Don't disagree to an extent, but where I hunt, you could eliminate whitetail with enough pressure and they almost did it. I would say reduced the population by 60-70% in 4 years of OTC b-tags.

Recovery has been frightfully slow even though they pretty much quit b-tags. When you shoot a population down that low, combined with increased predator numbers, and still a fair bit of human hunting, they just don't bounce back.

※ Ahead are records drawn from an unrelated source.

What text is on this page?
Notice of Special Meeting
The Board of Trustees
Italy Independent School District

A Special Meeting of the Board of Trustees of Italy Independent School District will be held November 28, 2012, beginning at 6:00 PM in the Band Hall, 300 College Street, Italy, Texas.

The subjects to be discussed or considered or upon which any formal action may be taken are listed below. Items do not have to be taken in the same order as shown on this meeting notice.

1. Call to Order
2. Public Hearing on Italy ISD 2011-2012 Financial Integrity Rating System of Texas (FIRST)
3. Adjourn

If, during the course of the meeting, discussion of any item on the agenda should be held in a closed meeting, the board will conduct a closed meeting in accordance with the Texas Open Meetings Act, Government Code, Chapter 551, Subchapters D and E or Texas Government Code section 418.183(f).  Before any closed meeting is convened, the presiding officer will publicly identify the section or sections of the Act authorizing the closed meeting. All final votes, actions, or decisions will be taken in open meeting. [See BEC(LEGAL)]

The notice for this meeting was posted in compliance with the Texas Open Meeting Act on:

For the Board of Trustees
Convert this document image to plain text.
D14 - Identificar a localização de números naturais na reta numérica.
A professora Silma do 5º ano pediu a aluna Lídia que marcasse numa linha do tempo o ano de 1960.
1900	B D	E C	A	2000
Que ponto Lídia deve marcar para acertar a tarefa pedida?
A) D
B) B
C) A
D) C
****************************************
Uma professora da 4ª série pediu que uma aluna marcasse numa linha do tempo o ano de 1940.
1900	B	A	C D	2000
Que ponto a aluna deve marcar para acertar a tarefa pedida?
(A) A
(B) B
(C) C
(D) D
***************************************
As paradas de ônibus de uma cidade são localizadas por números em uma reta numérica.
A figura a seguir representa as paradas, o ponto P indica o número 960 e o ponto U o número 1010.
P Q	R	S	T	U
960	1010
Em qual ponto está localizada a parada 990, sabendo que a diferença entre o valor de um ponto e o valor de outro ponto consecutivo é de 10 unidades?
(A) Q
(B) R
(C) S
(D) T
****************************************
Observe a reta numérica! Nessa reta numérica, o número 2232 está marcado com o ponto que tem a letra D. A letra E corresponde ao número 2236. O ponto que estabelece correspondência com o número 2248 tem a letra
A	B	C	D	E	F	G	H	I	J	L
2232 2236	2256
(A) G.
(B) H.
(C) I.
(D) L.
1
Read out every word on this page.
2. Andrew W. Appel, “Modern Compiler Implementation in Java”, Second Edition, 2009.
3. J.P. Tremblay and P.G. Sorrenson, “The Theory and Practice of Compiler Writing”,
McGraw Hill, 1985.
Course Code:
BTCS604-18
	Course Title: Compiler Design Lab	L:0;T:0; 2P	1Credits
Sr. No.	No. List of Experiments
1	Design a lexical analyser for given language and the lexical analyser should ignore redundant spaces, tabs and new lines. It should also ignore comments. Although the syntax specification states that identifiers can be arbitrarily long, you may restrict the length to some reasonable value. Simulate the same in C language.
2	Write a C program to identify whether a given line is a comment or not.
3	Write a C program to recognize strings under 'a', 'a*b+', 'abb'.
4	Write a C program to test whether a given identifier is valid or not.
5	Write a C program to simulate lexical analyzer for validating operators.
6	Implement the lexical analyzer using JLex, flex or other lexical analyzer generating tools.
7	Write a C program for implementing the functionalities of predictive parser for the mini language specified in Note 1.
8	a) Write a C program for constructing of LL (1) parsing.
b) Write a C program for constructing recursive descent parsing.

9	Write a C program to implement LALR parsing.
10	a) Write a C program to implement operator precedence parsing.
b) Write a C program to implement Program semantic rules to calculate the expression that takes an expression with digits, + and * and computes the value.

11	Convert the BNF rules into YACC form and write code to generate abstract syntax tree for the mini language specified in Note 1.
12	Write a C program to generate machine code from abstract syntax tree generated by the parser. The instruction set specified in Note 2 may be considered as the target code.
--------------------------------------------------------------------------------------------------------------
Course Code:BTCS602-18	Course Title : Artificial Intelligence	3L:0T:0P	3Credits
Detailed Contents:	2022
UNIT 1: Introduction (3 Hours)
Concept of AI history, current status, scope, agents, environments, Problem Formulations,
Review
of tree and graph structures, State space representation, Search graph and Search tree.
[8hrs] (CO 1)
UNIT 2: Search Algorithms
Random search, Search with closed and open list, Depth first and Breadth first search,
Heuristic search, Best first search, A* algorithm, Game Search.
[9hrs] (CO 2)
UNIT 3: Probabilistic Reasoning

Its taken more than decade and the population still is maybe 65% of what it was in 2006.

Shot these deer in 2003-2006

372-R1-21-20A.jpg


The night that I shot this buck, there were 3 bucks in this size class fighting and running around on a hillside along with a bunch of does and several smaller bucks.

mtwt03.JPG


Killed this one at 1 PM and was the 22nd 4x4 or better buck I'd seen THAT DAY. Was also about year 2 into the unlimited b-tags.

IMG_1555.JPG


By 2008-2009, I was lucky to see 22 4x4 or better bucks the entire season. A bunch of guys started hunting it due to the b-tag availability and they would pound on a buck if they saw one as well.

Its been a long slow grind to get back to even fair hunting.

But, hey what do I know I've only been hunting the same area since 1979, my family for 40 years prior to that.